…the only difference between experienced and inexperienced developers is that the experienced ones realize when they’re making mistakes.
Jeff Atwood, Escaping from Gilligan’s Island
An important part of risk management, and responsible management at all, is making sure that you aren't doing anything obviously stupid. Steve McConnell’s list of Classic Mistakesis a place to start: a list of common basic mistakes in developing software and in managing development work, mistakes that are made so often, by so many people, that we all need to be aware of them.
McConnell originally created this list in 1996 for his book Rapid Development (still one of the best books on managing software development). The original list of 36 mistakes was updated in 2008 to a total of 42 common mistakes based on a survey of more than 500 developers and managers. The mistakes that have the highest impact, the mistakes that will most likely led to failure, are:
- Unrealistic expectations
- Weak personnel
- Overly optimistic schedules
- Wishful thinking
- Shortchanged QA
- Inadequate design
- Lack of project sponsorship
- Confusing estimates with targets
- Excessive multi-tasking
- Lack of user involvement
Most of the mistakes listed have not changed since 1996 (and were probably well known long before that). Either they’re fundamental, or as an industry we just aren't learning, or we don’t care. Or we can't find the time or secure a mandate to do things right, because of the relentless focus on short-term results:
Stakeholders won’t naturally take a long-term view: they tend to minimize the often extreme down-the-road headaches that result from the cutting of corners necessitated by the rush, rush, rush mentality. They’ll drive the car without ever changing the oil.
Peter Kretzman, Software development’s classic mistakes and the role of the CTO/CIO
The second most severe mistake that a development organization can make is to staff the team with weak personnel: hiring fast or cheap rather than holding out for people who have more experience and better skills, but who cost more. Although the impact of making this mistake is usually severe, it happens in only around half of projects – most companies aren't stupid enough to staff a development team with weak developers, at least not a big, high-profile project.
Classic Mistakes in Software Maintenance
But a lot of companies staff maintenance teams this way, with noobs and maybe a couple of burned out old-timers who are putting in their time and willing to deal with the demands of maintenance until they retire.
You get stuck in maintenance only if you are not good enough to work on new projects. After spending millions of dollars and many developer-years of effort on creating an application, the project is entrusted to the care of the lowest of the low. Crazy!
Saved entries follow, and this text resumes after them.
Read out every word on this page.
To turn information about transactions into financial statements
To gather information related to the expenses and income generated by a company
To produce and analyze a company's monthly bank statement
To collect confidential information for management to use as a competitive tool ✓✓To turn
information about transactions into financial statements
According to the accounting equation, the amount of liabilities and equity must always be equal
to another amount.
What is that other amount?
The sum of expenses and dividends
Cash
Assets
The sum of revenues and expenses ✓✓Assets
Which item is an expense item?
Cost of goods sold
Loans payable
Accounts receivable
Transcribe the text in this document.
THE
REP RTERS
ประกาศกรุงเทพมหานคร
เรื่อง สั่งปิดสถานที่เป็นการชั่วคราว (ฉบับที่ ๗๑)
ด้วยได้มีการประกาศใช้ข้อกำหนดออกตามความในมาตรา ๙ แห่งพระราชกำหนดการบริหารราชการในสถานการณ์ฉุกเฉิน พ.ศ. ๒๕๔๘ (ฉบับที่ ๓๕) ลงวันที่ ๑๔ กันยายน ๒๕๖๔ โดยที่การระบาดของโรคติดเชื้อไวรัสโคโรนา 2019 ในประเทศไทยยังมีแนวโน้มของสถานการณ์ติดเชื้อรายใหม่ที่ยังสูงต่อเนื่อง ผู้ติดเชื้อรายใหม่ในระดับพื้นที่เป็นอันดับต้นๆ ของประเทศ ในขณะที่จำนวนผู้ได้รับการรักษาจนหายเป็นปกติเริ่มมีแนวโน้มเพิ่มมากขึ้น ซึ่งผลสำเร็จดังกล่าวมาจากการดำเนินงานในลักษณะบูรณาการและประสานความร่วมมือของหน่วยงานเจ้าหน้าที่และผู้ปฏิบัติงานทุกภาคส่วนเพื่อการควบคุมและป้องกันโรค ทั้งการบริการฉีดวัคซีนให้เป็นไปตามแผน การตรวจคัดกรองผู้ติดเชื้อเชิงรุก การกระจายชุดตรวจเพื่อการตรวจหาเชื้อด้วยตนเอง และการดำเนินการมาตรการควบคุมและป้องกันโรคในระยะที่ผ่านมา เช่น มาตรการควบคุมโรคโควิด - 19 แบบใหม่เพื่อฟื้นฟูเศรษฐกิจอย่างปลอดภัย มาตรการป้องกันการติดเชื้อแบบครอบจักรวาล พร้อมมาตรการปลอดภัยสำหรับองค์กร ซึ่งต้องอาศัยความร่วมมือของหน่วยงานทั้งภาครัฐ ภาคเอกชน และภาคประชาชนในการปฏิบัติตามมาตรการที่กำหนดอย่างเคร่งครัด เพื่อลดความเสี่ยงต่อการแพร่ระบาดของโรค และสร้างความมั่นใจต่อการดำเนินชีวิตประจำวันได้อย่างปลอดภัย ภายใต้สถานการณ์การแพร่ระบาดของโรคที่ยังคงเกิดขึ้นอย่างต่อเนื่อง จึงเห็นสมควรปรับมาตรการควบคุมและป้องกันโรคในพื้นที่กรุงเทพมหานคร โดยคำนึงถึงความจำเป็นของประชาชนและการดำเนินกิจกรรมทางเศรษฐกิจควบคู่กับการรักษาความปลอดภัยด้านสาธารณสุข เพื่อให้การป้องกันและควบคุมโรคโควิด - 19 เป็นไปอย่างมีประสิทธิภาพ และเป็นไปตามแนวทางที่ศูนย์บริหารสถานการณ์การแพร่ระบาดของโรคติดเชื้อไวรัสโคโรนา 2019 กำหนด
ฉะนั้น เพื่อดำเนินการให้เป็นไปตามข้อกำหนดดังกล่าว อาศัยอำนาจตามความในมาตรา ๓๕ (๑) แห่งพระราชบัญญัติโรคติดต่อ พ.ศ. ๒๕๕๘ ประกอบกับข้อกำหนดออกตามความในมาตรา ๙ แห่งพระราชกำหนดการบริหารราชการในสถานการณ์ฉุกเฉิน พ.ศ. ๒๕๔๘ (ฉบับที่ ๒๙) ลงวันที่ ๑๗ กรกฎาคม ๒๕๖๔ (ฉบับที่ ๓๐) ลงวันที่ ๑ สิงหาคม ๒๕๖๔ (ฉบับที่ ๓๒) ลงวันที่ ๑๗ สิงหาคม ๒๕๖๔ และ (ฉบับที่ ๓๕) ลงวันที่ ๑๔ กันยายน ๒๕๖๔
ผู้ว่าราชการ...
Pete McBreen, Software Craftsmanship
Capers Jones (Geriatric Issues of Ageing Software 2007, Estimating Software Costs 2008) has found that staffing a maintenance team with inexperienced people destroys productivity and is one of the worst practices that any organization can follow:
|Worst Practice||Effect on Productivity|
|Not identifying and cleaning up error-prone code – the 20% of code that contains 80% of bugs||-50%|
|Code with embedded data and hard-coded variables – which contributes to “mass update” problems when this data changes||-45%|
|Staffing maintenance teams with inexperienced people||-40%|
|High complexity code that is hard to understand and change (often the same code that is error-prone)||-30%|
|Lack of good tools for source code navigation and test coverage||-28%|
|Inefficient or nonexistent change control methods||-27%|
Many of these mistakes are due to not recognizing and not dealing with basic code quality and technical debt issues, figuring out what code is causing you the most trouble and cleaning it up.
The rest are basic, obvious management issues. Keep the people who built the system and who understand it and know how and why it works working on it as long as you can. Make it worth their while to stay, give them meaningful things to work on, and make sure that they have good tools to work with. Find ways for them to work together efficiently, with each other, with other developers, with operations and with the customer.
These simple, stupid mistakes add up over time to huge costs, when you consider that maintenance makes up between 40% and 80% of total software costs. Like the classic mistakes in new development, mistakes in maintenance are obvious and fixable. We know we shouldn't do these things, we know what’s going to happen, and yet we keep doing them, over and again, and we're surprised when things fail. Why?